Motos elétricas vendidas no Brasil. Imagem criada com auxilio de IA.
O debate sobre a viabilidade e a velocidade de adoção das motocicletas elétricas no cenário nacional ganhou novos contornos com a consolidação de diferentes propostas de mobilidade urbana nas grandes capitais.
Embora o mercado automotivo de quatro rodas registre um crescimento expressivo na venda de modelos eletrificados, o universo das duas rodas movidas a bateria segue um ritmo particular, fortemente atrelado ao uso comercial e corporativo.
A pergunta que ecoa entre especialistas e consumidores se concentra na capacidade real dessa tecnologia de romper a barreira do nicho profissional para se transformar em uma escolha de massa para o motociclista comum.
A realidade atual do varejo aponta que as motocicletas elétricas já começaram a se consolidar de forma consistente, mas o formato de maior sucesso ocorre por meio de frotas corporativas e plataformas de locação por assinatura voltadas para entregadores de aplicativos.

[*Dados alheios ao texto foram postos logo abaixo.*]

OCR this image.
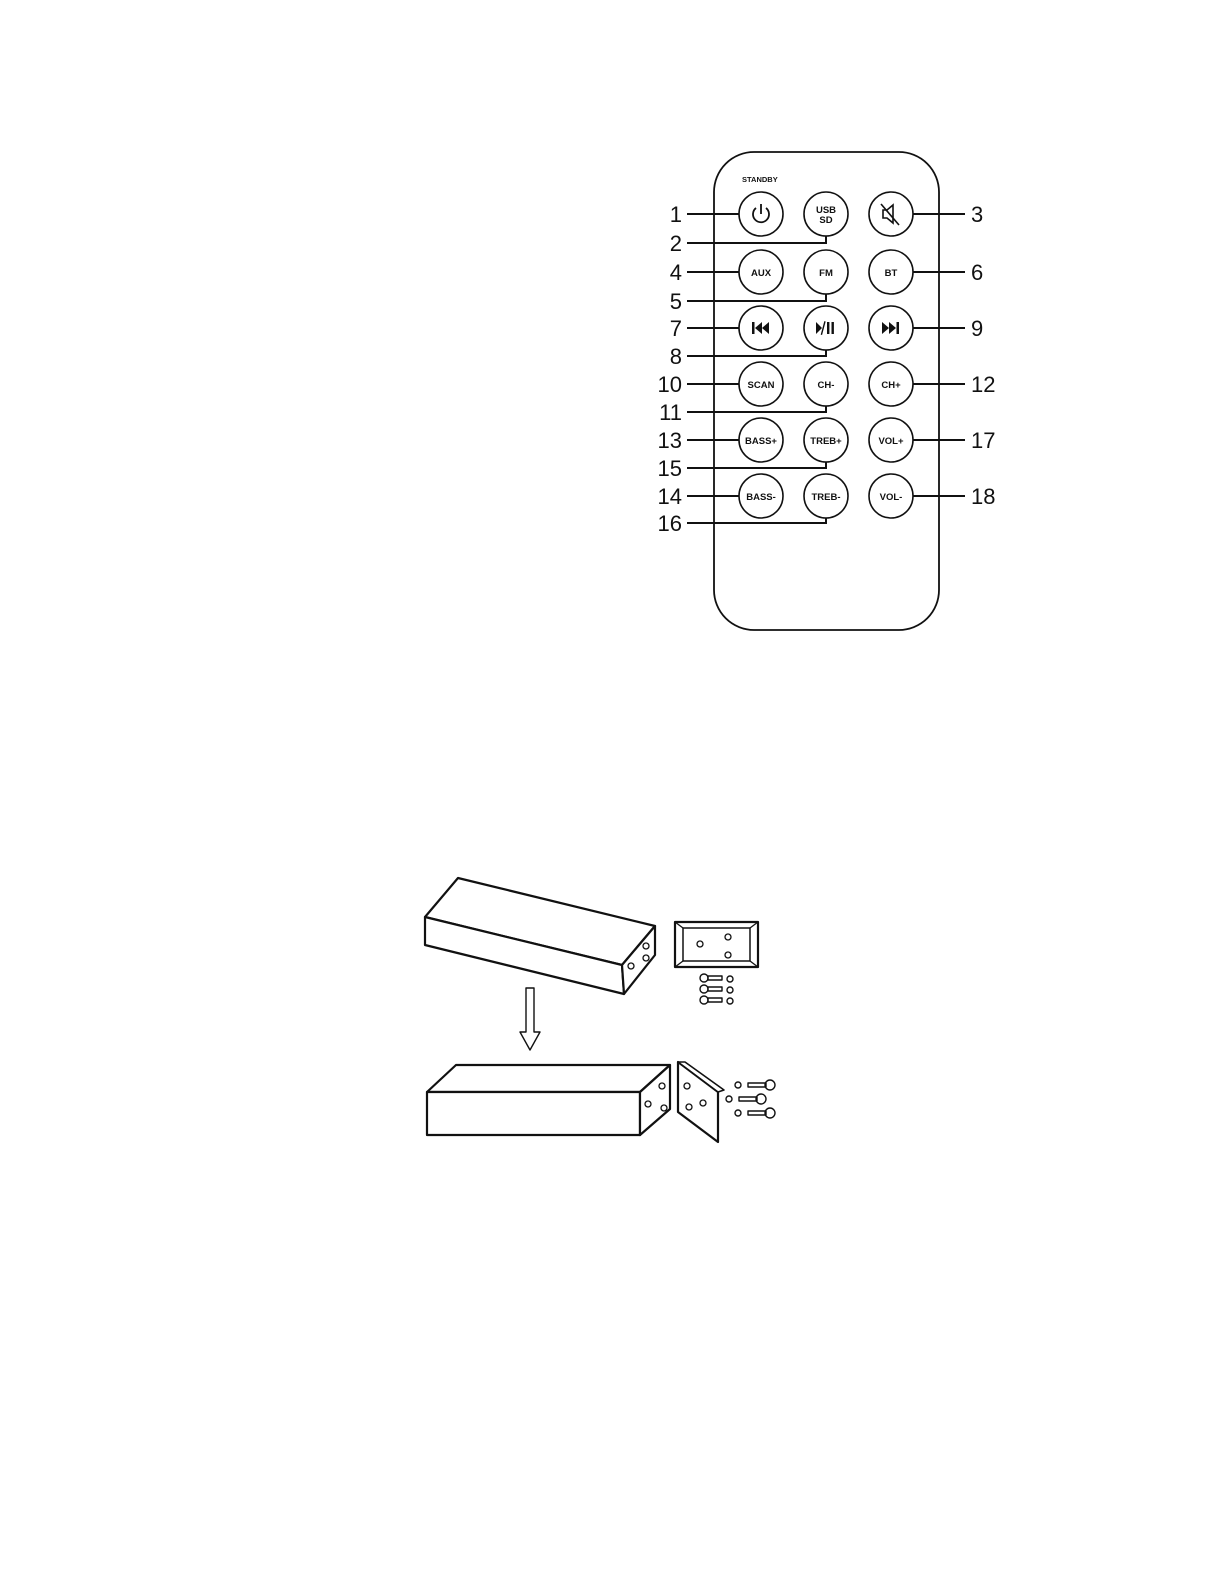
STANDBY
USB
SD
AUX	FM	BT
SCAN	CH-	CH+
BASS+	TREB+	VOL+
BASS-	TREB-	VOL-
1
2
3
4
5
6
7
8
9
10
11
12
13
15
17
14
16
18
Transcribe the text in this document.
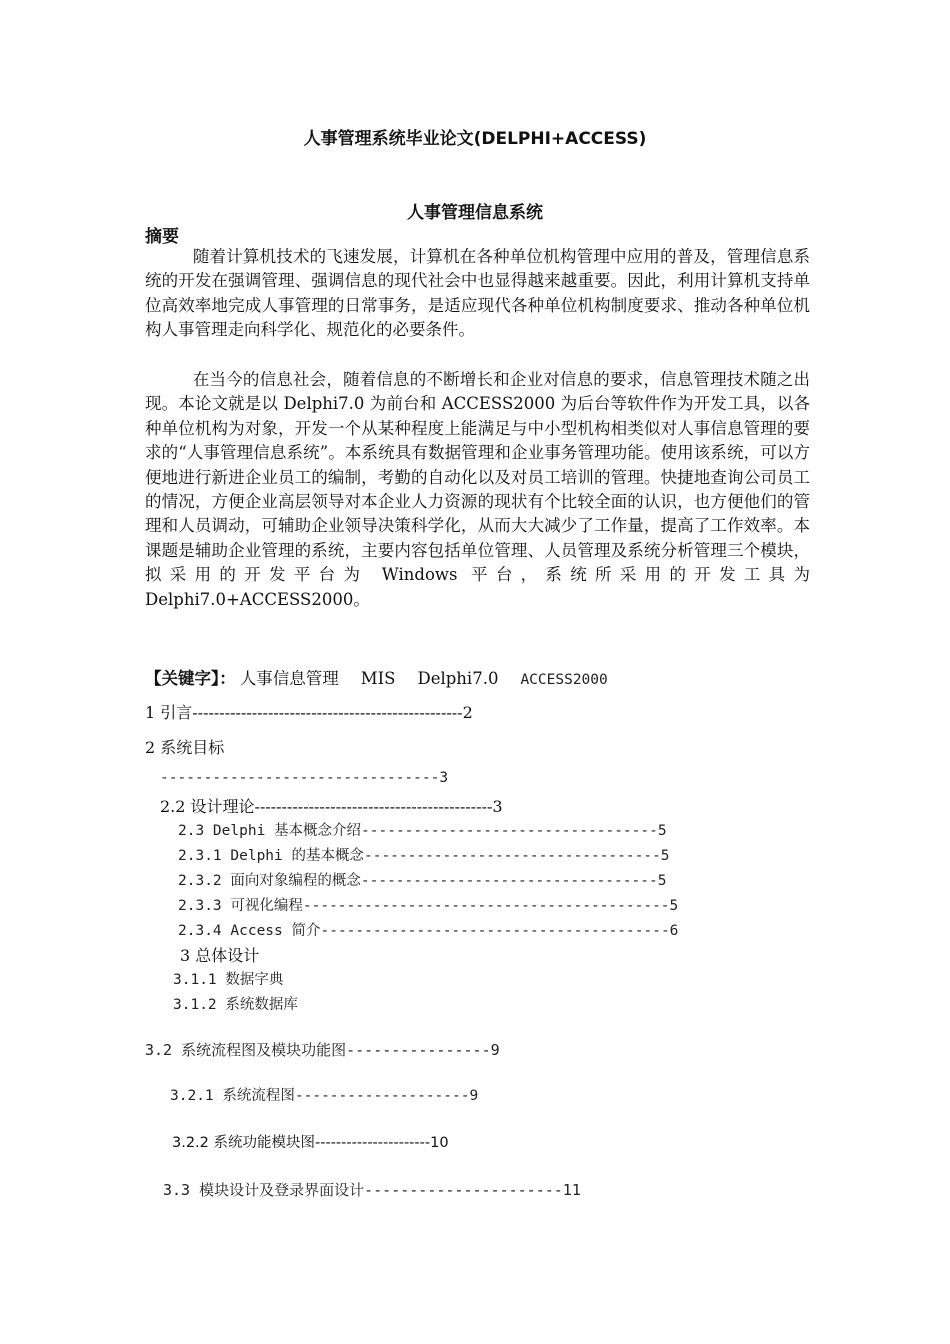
人事管理系统毕业论文(DELPHI+ACCESS)
人事管理信息系统
摘要
随着计算机技术的飞速发展，计算机在各种单位机构管理中应用的普及，管理信息系统的开发在强调管理、强调信息的现代社会中也显得越来越重要。因此，利用计算机支持单位高效率地完成人事管理的日常事务，是适应现代各种单位机构制度要求、推动各种单位机构人事管理走向科学化、规范化的必要条件。
在当今的信息社会，随着信息的不断增长和企业对信息的要求，信息管理技术随之出现。本论文就是以 Delphi7.0 为前台和 ACCESS2000 为后台等软件作为开发工具，以各种单位机构为对象，开发一个从某种程度上能满足与中小型机构相类似对人事信息管理的要求的“人事管理信息系统”。本系统具有数据管理和企业事务管理功能。使用该系统，可以方便地进行新进企业员工的编制，考勤的自动化以及对员工培训的管理。快捷地查询公司员工的情况，方便企业高层领导对本企业人力资源的现状有个比较全面的认识，也方便他们的管理和人员调动，可辅助企业领导决策科学化，从而大大减少了工作量，提高了工作效率。本课题是辅助企业管理的系统，主要内容包括单位管理、人员管理及系统分析管理三个模块，拟采用的开发平台为 Windows 平台，系统所采用的开发工具为 Delphi7.0+ACCESS2000。
【关键字】： 人事信息管理 MIS Delphi7.0 ACCESS2000
1 引言--------------------------------------------------2
2 系统目标
--------------------------------3
2.2 设计理论--------------------------------------------3
2.3 Delphi 基本概念介绍----------------------------------5
2.3.1 Delphi 的基本概念----------------------------------5
2.3.2 面向对象编程的概念----------------------------------5
2.3.3 可视化编程------------------------------------------5
2.3.4 Access 简介----------------------------------------6
3 总体设计
3.1.1 数据字典
3.1.2 系统数据库
3.2 系统流程图及模块功能图----------------9
3.2.1 系统流程图--------------------9
3.2.2 系统功能模块图----------------------10
3.3 模块设计及登录界面设计----------------------11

A startup Mottu, por exemplo, que se tornou um fenômeno de emplacamentos no país com modelos a combustão, monitora atentamente esse mercado e testa a introdução de unidades elétricas em sua frota de locação urbana.

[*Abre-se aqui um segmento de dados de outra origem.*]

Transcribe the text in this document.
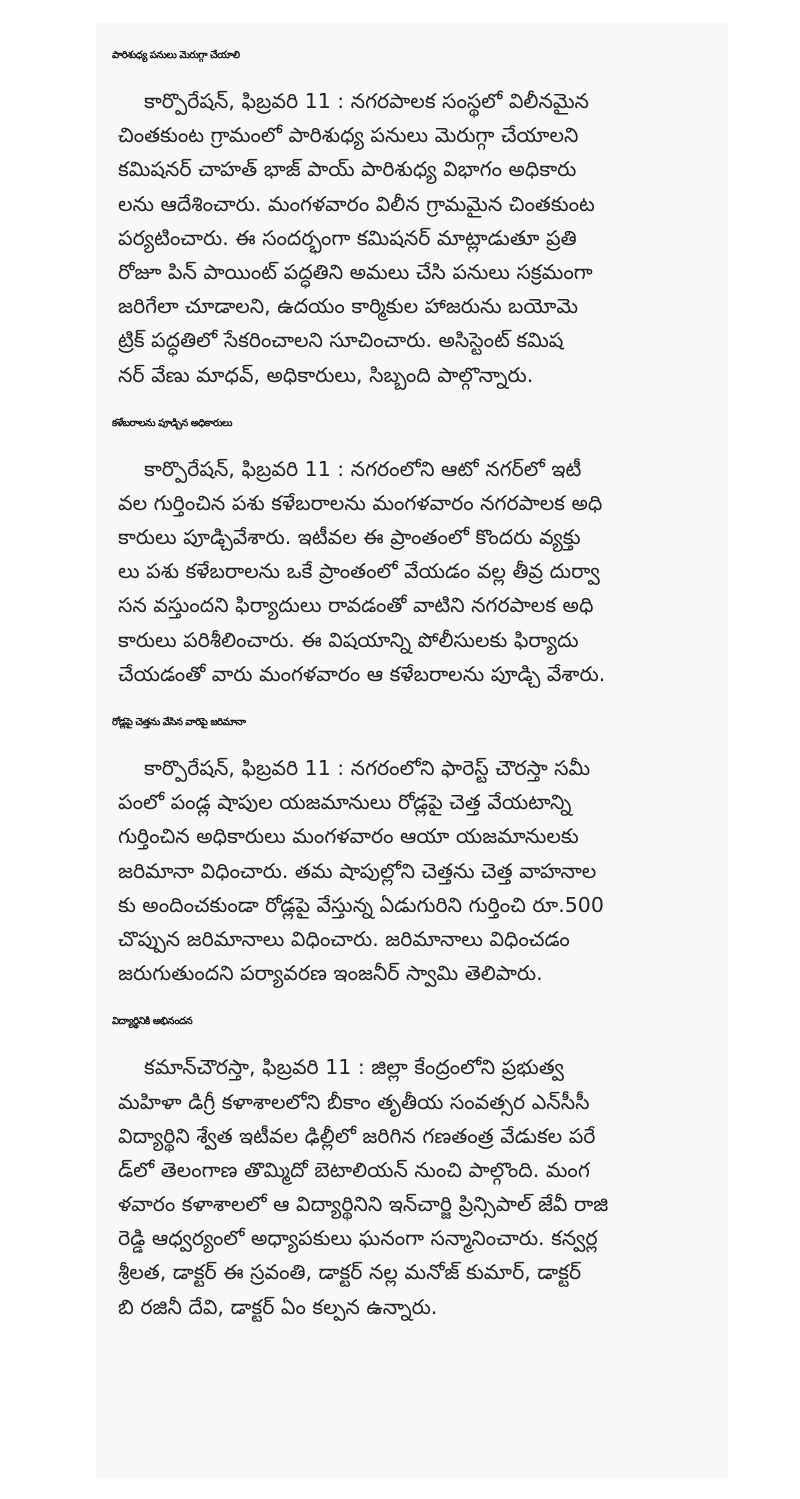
పారిశుధ్య పనులు మెరుగ్గా చేయాలి
కార్పొరేషన్, ఫిబ్రవరి 11 : నగరపాలక సంస్థలో విలీనమైన
చింతకుంట గ్రామంలో పారిశుధ్య పనులు మెరుగ్గా చేయాలని
కమిషనర్ చాహత్ భాజ్ పాయ్ పారిశుధ్య విభాగం అధికారు
లను ఆదేశించారు. మంగళవారం విలీన గ్రామమైన చింతకుంట
పర్యటించారు. ఈ సందర్భంగా కమిషనర్ మాట్లాడుతూ ప్రతి
రోజూ పిన్ పాయింట్ పద్ధతిని అమలు చేసి పనులు సక్రమంగా
జరిగేలా చూడాలని, ఉదయం కార్మికుల హాజరును బయోమె
ట్రిక్ పద్ధతిలో సేకరించాలని సూచించారు. అసిస్టెంట్ కమిష
నర్ వేణు మాధవ్, అధికారులు, సిబ్బంది పాల్గొన్నారు.
కళేబరాలను పూడ్చిన అధికారులు
కార్పొరేషన్, ఫిబ్రవరి 11 : నగరంలోని ఆటో నగర్‌లో ఇటీ
వల గుర్తించిన పశు కళేబరాలను మంగళవారం నగరపాలక అధి
కారులు పూడ్చివేశారు. ఇటీవల ఈ ప్రాంతంలో కొందరు వ్యక్తు
లు పశు కళేబరాలను ఒకే ప్రాంతంలో వేయడం వల్ల తీవ్ర దుర్వా
సన వస్తుందని ఫిర్యాదులు రావడంతో వాటిని నగరపాలక అధి
కారులు పరిశీలించారు. ఈ విషయాన్ని పోలీసులకు ఫిర్యాదు
చేయడంతో వారు మంగళవారం ఆ కళేబరాలను పూడ్చి వేశారు.
రోడ్లపై చెత్తను వేసిన వారిపై జరిమానా
కార్పొరేషన్, ఫిబ్రవరి 11 : నగరంలోని ఫారెస్ట్ చౌరస్తా సమీ
పంలో పండ్ల షాపుల యజమానులు రోడ్లపై చెత్త వేయటాన్ని
గుర్తించిన అధికారులు మంగళవారం ఆయా యజమానులకు
జరిమానా విధించారు. తమ షాపుల్లోని చెత్తను చెత్త వాహనాల
కు అందించకుండా రోడ్లపై వేస్తున్న ఏడుగురిని గుర్తించి రూ.500
చొప్పున జరిమానాలు విధించారు. జరిమానాలు విధించడం
జరుగుతుందని పర్యావరణ ఇంజనీర్ స్వామి తెలిపారు.
విద్యార్థినికి అభినందన
కమాన్‌చౌరస్తా, ఫిబ్రవరి 11 : జిల్లా కేంద్రంలోని ప్రభుత్వ
మహిళా డిగ్రీ కళాశాలలోని బీకాం తృతీయ సంవత్సర ఎన్‌సీసీ
విద్యార్థిని శ్వేత ఇటీవల ఢిల్లీలో జరిగిన గణతంత్ర వేడుకల పరే
డ్‌లో తెలంగాణ తొమ్మిదో బెటాలియన్ నుంచి పాల్గొంది. మంగ
ళవారం కళాశాలలో ఆ విద్యార్థినిని ఇన్‌చార్జి ప్రిన్సిపాల్ జేవీ రాజి
రెడ్డి ఆధ్వర్యంలో అధ్యాపకులు ఘనంగా సన్మానించారు. కన్వర్ల
శ్రీలత, డాక్టర్ ఈ స్రవంతి, డాక్టర్ నల్ల మనోజ్ కుమార్, డాక్టర్
బి రజినీ దేవి, డాక్టర్ ఏం కల్పన ఉన్నారు.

Para quem roda mais de cem quilômetros por dia trabalhando nas ruas, o custo por quilômetro rodado da energia elétrica em comparação com a gasolina é imbatível, compensando o investimento inicial da operação em poucos meses de rodagem severa.
Para o consumidor comum que deseja adquirir um modelo próprio para o deslocamento diário, o mercado nacional já oferece opções homologadas com produção local e importados premium.
A Watts Mobility, marca controlada pelo grupo brasileiro Multi, opera uma linha de montagem no Polo Industrial de Manaus e comercializa a moto elétrica Watts W125, de proposta urbana, com preço público sugerido na faixa de R$19.990,00.
Já no segmento de altíssimo padrão, a alemã BMW Motorrad vende oficialmente nas concessionárias brasileiras o scooter elétrico CE 04, que traz visual futurista e alta performance, com preço de tabela fixado em R$99.900,00, evidenciando a enorme amplitude de valores do setor.
A transição em massa para o cliente comum ainda esbarra em obstáculos estruturais complexos, como a falta de uma rede capilarizada de pontos de recarga rápida nas vias públicas, gerando a chamada ansiedade de autonomia.
Para contornar essa limitação de tempo, startups focadas em logística apostam no sistema de estações de troca rápida de baterias (battery swapping), onde o condutor substitui a célula descarregada por uma cheia em menos de dois minutos.
Olhando para o futuro, a Honda, líder absoluta do mercado nacional de duas rodas, desenvolve sua estratégia global de eletrificação com modelos urbanos de baixa cilindrada para os próximos anos, sinalizando que a consolidação definitiva do mercado brasileiro dependerá do avanço da infraestrutura urbana e do barateamento dos componentes.